The Bethel redevelopment will “unlock the potential of the north side of downtown,” says Parker, but unlike the desires of earlier generations of city planners, every Bethel resident will be allowed to come back and enjoy vastly better living conditions at no additional cost. The project’s proponents describe a win-win, not a zero sum. Bethel residents, they say, will be beneficiaries, not victims, integrated into a new and better north Athens, with market-rate units neighboring subsidized ones. In the most optimistic telling, north Athens could be the most genuinely diverse neighborhood in Athens. 

Parker hopes to duplicate the success of Columbia Brookside, an award-winning redevelopment that even skeptics of the process admire. “If they do it like they did Pauldoe, it’ll be a good thing,” says Knox, who remains suspicious of the local government after his experience in The Bottom. Gantt calls Columbia Brookside “beautiful.” 

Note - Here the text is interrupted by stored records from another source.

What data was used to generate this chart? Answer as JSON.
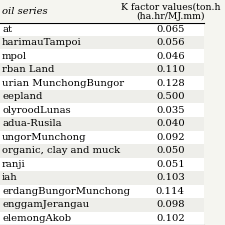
{
  "col1_header": "oil series",
  "col2_header_line1": "K factor values(ton.h",
  "col2_header_line2": "(ha.hr/MJ.mm)",
  "rows": [
    [
      "at",
      "0.065"
    ],
    [
      "harimauTampoi",
      "0.056"
    ],
    [
      "mpol",
      "0.046"
    ],
    [
      "rban Land",
      "0.110"
    ],
    [
      "urian MunchongBungor",
      "0.128"
    ],
    [
      "eepland",
      "0.500"
    ],
    [
      "olyroodLunas",
      "0.035"
    ],
    [
      "adua-Rusila",
      "0.040"
    ],
    [
      "ungorMunchong",
      "0.092"
    ],
    [
      "organic, clay and muck",
      "0.050"
    ],
    [
      "ranji",
      "0.051"
    ],
    [
      "iah",
      "0.103"
    ],
    [
      "erdangBungorMunchong",
      "0.114"
    ],
    [
      "enggamJerangau",
      "0.098"
    ],
    [
      "elemongAkob",
      "0.102"
    ]
  ],
  "bg_color": "#f5f5f0",
  "row_even_color": "#ffffff",
  "row_odd_color": "#eeeeea",
  "font_size": 7.2,
  "header_font_size": 7.2,
  "col_split": 0.67
}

But that is where the optimism should end. “I feel like there’s this ill-informed myth that if you diversify a neighborhood by income, then that is going to change the problems that a low-income family is dealing with,” says Gantt. “I feel that, in some ways, we’re hoping that this addresses an affordable housing issue that is actually rooted in wages and oppression.” Thornton concedes that the redevelopment, while greatly improving living conditions, “will not create wealth.” 

The affordable housing crisis in Athens is downstream from the central and seemingly intractable predicament of the city: our inability to host a transient student population without suffering permanent poverty and general economic precarity. Some significant amount of poverty and low-wage, low-salary work appears to be built into the contemporary college town. It’s a bit like the old Soviet monotowns, with the entire population subordinated to a single industry. Ours is the immiserating work of producing upwardly mobile college graduates. No amount of affordable housing can alter what is a structural issue that apparently demands widespread poverty. 

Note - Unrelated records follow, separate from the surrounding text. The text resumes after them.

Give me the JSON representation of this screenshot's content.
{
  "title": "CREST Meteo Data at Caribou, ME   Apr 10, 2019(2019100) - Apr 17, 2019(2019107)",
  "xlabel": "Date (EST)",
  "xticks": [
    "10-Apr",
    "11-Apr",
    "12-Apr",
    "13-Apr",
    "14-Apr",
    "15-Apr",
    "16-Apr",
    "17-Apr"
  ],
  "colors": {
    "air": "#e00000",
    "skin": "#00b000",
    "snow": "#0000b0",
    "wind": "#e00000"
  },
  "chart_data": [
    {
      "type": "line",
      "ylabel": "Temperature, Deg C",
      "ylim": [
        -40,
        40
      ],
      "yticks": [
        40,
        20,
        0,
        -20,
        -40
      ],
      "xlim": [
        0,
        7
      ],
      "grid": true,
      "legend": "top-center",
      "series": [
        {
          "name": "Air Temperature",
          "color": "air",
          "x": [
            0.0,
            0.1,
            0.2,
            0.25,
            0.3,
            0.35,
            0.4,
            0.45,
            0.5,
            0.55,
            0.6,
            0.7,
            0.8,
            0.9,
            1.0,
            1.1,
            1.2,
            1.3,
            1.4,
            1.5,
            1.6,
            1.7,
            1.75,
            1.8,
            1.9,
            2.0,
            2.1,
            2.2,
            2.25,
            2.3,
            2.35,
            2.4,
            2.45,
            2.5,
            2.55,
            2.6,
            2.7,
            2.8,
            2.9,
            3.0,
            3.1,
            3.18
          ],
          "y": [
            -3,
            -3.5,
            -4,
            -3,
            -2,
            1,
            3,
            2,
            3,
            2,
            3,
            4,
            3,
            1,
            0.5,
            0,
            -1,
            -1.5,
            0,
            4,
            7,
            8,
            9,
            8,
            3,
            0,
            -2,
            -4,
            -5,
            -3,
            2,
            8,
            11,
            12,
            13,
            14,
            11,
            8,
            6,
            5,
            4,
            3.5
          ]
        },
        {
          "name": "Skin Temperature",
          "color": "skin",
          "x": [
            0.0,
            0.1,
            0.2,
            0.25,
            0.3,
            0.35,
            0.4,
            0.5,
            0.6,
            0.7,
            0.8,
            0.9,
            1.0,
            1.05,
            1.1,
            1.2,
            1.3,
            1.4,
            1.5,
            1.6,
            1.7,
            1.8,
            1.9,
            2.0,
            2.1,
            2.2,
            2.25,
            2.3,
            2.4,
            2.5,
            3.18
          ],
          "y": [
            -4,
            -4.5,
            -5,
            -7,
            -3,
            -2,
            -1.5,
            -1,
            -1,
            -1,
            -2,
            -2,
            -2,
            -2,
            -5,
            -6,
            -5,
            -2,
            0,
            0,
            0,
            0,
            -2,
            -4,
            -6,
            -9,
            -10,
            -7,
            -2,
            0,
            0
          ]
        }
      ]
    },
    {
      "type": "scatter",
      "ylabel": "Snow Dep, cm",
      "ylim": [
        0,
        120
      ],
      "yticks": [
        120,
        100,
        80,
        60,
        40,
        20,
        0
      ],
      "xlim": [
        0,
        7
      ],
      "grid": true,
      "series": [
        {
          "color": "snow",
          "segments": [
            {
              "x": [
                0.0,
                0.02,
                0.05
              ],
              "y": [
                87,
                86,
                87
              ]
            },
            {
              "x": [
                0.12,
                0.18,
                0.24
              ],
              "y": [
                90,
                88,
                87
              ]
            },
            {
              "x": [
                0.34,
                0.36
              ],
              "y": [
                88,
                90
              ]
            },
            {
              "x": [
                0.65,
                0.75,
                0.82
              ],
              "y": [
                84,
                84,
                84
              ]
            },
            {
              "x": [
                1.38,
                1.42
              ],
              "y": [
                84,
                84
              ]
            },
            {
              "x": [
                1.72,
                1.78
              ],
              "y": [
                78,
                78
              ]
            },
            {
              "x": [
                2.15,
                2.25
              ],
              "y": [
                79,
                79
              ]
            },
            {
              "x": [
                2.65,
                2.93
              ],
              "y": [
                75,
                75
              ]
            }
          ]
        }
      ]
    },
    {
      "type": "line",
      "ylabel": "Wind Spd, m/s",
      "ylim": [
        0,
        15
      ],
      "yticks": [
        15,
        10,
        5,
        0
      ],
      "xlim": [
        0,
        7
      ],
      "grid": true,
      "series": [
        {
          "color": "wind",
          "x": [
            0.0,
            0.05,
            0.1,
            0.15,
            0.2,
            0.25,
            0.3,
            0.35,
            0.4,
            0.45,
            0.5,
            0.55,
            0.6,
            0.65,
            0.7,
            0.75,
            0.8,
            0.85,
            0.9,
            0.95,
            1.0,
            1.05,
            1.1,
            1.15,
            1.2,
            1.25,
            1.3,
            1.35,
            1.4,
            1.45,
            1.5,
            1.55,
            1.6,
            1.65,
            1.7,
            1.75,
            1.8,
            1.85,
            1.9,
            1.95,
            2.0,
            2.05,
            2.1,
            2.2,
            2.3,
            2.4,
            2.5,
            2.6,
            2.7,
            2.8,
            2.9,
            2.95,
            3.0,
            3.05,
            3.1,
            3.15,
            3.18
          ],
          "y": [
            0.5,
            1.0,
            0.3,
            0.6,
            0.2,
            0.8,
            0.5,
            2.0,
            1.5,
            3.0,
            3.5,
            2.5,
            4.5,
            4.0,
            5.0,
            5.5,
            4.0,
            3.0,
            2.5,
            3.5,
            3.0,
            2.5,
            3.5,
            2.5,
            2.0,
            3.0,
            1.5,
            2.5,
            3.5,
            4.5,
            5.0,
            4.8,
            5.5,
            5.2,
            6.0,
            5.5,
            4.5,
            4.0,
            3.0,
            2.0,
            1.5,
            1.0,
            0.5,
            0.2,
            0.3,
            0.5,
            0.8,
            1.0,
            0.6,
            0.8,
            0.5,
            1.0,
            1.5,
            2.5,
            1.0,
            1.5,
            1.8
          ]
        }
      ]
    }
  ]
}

Bethel resident Gresham’s eyes widen when told the figure for the project’s cost. He proposes something at once preposterous and perfectly sensible: Why isn’t an allotment of money just split among residents to invest in homes, start businesses and make a clean break with the intergenerational trap of poverty? Gantt, too, wonders why investment in the people themselves can’t be part of these initiatives. (The short answer is that SPLOST can only pay for things like buildings and infrastructure, not social services.) Thornton floats the idea of coordinating various agencies and nongovernmental organizations, like Habitat for Humanity and others, to make home ownership a goal alongside refurbishing places like Bethel. 

Gresham struggles as a father of three children, and all he knows is he’s losing the place he calls home. “Help us rebuild us,” he says.